Гайфье подошел к окну, замер, приложившись лбом к теплой раме. Сад раскинулся перед мальчиком – сонный, спокойный, полный ленивого достоинства. Цветы не спеша распространяли густой аромат, листья чуть шевелились. Каждый куст, каждое дерево, каждая травинка были заняты собственным делом. Созерцать их дозволялось, мешать им – ни в коем случае!

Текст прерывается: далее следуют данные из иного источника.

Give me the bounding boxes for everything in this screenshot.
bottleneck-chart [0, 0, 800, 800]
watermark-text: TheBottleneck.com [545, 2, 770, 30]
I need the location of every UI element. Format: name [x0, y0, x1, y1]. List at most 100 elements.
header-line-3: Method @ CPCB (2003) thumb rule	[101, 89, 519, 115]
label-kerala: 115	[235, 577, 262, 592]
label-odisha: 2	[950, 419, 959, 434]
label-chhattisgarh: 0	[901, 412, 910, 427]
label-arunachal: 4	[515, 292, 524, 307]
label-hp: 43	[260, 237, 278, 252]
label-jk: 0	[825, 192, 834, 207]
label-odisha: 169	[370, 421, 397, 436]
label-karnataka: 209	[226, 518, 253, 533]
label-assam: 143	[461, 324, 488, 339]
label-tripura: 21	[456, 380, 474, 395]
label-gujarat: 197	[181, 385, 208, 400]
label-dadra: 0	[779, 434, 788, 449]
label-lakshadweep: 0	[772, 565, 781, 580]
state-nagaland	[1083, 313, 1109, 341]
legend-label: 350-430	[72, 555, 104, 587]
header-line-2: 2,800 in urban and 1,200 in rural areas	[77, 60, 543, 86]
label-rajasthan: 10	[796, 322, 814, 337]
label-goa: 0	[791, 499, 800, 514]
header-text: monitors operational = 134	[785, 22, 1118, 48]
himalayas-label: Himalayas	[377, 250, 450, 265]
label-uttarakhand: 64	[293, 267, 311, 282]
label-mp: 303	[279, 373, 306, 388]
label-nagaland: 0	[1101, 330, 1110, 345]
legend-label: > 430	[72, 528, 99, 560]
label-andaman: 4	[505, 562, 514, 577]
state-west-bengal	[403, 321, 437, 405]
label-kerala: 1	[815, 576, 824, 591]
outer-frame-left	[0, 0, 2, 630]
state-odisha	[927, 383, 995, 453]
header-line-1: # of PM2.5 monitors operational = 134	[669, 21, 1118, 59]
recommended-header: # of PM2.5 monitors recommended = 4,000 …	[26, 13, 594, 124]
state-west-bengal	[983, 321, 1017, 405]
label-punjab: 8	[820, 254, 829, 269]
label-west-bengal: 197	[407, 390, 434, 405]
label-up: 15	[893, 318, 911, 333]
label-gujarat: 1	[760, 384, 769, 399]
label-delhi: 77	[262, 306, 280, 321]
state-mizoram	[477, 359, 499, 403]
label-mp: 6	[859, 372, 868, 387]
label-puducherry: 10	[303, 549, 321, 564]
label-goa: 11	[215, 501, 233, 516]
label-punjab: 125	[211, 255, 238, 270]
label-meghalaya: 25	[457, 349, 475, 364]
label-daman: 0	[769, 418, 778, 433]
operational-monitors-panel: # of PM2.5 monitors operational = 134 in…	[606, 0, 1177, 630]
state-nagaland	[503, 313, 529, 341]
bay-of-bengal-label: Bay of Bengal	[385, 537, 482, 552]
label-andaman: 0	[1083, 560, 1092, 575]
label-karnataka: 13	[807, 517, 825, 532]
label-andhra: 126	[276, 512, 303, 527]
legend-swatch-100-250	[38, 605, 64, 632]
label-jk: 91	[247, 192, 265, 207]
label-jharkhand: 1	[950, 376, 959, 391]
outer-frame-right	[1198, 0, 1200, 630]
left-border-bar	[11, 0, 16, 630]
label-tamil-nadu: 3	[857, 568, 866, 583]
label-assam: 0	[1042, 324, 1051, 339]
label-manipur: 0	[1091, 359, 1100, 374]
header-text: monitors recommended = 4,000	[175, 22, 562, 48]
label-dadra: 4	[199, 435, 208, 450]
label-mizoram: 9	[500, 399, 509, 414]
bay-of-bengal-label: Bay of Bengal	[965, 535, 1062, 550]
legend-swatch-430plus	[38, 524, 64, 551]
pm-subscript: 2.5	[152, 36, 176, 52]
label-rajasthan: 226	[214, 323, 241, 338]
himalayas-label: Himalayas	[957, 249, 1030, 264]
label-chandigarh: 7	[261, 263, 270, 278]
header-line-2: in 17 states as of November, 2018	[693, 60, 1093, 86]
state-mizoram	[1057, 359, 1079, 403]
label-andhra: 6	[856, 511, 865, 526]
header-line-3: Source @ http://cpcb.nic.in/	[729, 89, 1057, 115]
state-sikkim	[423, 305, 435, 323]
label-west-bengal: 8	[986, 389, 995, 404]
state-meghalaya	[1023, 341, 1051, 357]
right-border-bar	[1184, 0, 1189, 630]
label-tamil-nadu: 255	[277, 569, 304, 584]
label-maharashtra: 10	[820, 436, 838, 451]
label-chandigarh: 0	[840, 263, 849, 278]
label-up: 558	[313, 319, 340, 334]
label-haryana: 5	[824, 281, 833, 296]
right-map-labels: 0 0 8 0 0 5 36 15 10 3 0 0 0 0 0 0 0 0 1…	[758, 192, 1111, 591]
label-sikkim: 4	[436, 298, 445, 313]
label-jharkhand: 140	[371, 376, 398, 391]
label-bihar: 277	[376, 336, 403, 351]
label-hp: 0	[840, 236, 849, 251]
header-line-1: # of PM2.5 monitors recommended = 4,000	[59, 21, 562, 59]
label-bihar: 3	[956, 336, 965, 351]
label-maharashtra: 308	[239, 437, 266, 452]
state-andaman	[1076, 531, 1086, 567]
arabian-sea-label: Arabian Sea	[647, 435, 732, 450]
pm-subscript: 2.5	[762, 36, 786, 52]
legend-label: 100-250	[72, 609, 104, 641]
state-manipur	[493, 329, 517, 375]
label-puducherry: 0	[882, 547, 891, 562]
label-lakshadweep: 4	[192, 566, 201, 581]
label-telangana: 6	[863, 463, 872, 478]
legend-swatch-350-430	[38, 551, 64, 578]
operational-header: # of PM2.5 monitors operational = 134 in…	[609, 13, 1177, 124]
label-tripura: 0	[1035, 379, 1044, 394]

Постепенно Гайфье успокаивался, туман, окутывавший сознание, рассеивался. Мальчик уже знал, что ему не почудилось: кто-то на самом деле пытался причинить вред его сестре. И этот «кто-то» воспользовался кинжалом Гайфье.
Разговаривать с Эскивой бесполезно. Когда у сестры случались неприятности, она замыкалась в себе. Бросала два-три намека, но до объяснений не снисходила. Оставалось одно: ждать, пока она перестанет таиться и все-таки заговорит. Дня через три-четыре. Тогда он попробует откровенно объясниться с нею.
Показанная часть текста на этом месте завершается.